So yesterday I took my new underwater camera base out to the Point Loma tidepools right around low tide ... and discovered that low tide isn't always low tide. It was a 1.7' low which turned out to be still high enough to cover all the tidepools with a pretty active swell. Putting my camera in that churning mess would have resulted in murky videos, assuming the camera didn't get washed out to sea.
While the effort was cinematically fruitless, it taught me this:
Because of the tide schedule, I'm about a week away from being able to use my new device.
4 comments:
Where did you find that tide table?
I've been kicking around the idea of toting the tots to Capitola to look for fossils. But you have to go when the tide is it's absolute lowest. I haven't really been able to find a good tide table online yet.
Ivyan, wunderground.com has a nice marine forecast subpage for beach cities. You can see San Diego's here.

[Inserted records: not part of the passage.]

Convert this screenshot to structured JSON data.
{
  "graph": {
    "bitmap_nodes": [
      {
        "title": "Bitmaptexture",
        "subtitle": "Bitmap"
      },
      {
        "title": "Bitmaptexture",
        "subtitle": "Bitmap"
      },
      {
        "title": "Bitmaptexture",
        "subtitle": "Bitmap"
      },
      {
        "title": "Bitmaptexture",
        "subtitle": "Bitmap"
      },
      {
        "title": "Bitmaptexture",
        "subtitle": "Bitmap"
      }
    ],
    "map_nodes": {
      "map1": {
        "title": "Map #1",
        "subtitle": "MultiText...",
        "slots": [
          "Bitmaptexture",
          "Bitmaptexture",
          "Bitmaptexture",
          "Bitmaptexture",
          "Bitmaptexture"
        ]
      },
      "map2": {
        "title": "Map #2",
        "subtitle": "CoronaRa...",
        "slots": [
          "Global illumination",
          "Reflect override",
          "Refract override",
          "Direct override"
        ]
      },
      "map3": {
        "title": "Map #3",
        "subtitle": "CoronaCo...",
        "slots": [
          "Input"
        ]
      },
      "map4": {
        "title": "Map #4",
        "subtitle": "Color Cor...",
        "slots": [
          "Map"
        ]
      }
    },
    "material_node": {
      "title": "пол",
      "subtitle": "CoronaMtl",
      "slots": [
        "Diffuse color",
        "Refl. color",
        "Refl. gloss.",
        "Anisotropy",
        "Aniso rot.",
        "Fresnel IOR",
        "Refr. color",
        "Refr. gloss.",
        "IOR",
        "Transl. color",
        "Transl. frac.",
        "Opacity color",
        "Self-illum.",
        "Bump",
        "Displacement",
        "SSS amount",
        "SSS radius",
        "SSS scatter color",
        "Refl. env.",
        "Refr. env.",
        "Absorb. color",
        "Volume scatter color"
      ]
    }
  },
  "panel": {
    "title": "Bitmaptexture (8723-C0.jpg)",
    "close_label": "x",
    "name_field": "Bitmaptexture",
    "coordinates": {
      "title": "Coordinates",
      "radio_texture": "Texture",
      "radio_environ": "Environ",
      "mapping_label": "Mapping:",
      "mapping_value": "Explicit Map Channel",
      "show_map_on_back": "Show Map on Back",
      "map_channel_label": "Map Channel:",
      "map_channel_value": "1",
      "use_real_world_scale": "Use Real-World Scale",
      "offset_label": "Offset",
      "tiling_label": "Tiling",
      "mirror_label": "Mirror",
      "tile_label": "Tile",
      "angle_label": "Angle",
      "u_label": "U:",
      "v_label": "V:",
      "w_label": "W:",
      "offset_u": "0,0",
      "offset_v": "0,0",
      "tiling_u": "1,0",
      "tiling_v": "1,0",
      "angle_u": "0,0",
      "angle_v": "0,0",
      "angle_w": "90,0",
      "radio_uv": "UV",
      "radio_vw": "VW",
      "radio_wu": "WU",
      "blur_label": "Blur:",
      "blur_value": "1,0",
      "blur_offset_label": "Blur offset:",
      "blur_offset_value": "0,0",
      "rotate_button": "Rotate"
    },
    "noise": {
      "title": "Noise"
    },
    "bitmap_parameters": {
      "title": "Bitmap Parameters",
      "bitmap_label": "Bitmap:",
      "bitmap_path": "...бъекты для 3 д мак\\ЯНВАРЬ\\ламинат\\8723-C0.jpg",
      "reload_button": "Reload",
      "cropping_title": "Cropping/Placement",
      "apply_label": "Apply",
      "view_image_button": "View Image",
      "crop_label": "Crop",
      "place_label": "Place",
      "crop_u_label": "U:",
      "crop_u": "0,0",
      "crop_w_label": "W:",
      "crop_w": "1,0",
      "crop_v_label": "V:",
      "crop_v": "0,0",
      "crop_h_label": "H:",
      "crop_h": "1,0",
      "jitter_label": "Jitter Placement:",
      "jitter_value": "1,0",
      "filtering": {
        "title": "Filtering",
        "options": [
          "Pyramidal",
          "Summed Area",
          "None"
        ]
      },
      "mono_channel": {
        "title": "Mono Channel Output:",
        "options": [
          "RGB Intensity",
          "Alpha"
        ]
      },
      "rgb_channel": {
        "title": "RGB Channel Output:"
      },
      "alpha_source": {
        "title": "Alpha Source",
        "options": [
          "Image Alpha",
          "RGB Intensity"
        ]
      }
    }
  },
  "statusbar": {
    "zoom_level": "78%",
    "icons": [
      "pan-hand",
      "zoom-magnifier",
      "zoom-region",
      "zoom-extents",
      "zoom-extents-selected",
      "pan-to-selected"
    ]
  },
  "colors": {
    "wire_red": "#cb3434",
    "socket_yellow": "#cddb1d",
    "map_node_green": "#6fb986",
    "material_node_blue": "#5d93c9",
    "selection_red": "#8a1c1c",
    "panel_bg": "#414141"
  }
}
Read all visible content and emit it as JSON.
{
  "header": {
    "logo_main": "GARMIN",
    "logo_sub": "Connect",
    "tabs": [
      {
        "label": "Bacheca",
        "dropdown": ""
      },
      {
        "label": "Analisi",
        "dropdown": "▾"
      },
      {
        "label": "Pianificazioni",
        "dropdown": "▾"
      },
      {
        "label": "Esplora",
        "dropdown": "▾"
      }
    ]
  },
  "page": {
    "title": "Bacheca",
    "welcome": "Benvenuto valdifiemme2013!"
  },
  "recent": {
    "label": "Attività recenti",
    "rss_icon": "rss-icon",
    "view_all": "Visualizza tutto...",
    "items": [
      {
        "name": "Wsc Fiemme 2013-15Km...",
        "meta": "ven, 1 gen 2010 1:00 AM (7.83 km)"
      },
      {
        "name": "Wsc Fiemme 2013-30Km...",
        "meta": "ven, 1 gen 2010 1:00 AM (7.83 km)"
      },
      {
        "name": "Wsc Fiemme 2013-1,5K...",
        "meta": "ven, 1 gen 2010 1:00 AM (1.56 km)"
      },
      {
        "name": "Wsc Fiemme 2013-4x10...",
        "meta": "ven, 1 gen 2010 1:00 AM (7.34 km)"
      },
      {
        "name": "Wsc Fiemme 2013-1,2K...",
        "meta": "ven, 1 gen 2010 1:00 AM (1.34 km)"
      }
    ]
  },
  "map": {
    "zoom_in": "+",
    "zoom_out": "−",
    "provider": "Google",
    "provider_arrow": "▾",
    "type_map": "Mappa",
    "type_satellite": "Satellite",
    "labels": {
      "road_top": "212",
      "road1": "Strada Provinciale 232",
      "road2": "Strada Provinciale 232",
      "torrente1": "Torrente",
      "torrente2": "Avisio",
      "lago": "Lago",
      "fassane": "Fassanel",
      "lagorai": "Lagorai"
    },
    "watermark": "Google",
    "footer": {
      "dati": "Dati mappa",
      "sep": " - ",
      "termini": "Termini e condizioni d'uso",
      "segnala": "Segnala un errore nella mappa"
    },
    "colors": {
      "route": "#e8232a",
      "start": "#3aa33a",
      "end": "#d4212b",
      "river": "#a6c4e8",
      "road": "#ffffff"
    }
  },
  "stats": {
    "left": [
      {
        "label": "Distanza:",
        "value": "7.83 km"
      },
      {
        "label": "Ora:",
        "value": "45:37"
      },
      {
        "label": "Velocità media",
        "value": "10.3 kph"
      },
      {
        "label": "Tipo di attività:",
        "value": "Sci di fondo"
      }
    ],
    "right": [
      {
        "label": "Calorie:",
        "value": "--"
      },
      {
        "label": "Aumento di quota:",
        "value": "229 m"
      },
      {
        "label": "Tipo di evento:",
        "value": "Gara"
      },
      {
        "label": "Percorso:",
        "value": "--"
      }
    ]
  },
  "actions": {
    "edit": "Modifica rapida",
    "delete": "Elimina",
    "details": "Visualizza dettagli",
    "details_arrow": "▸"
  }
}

Awesome! Thanks so much. I hadn't thought to look on a weather website.
Speaking of tides, a while back I was looking up "Amphidrome"[*], and found this article about Amphidromic Points. It seems that there are places in the ocean where the primary moon component of the tide is essentially zero (and the high/low tides basically circle around these points about every 12 hours). Tide calculations are clearly a lot more complicated than "high tide is when the moon is directly overhead, or directly underfoot".
[*] I was looking this up because there used to be an ice hockey arena in Houghton called "The Amphidrome" (reputedly the first purpose-built ice hockey arena in the world), and it got me wondering what "Amphidrome" even meant. I still don't see the connection between tides and hockey, but well, there you go.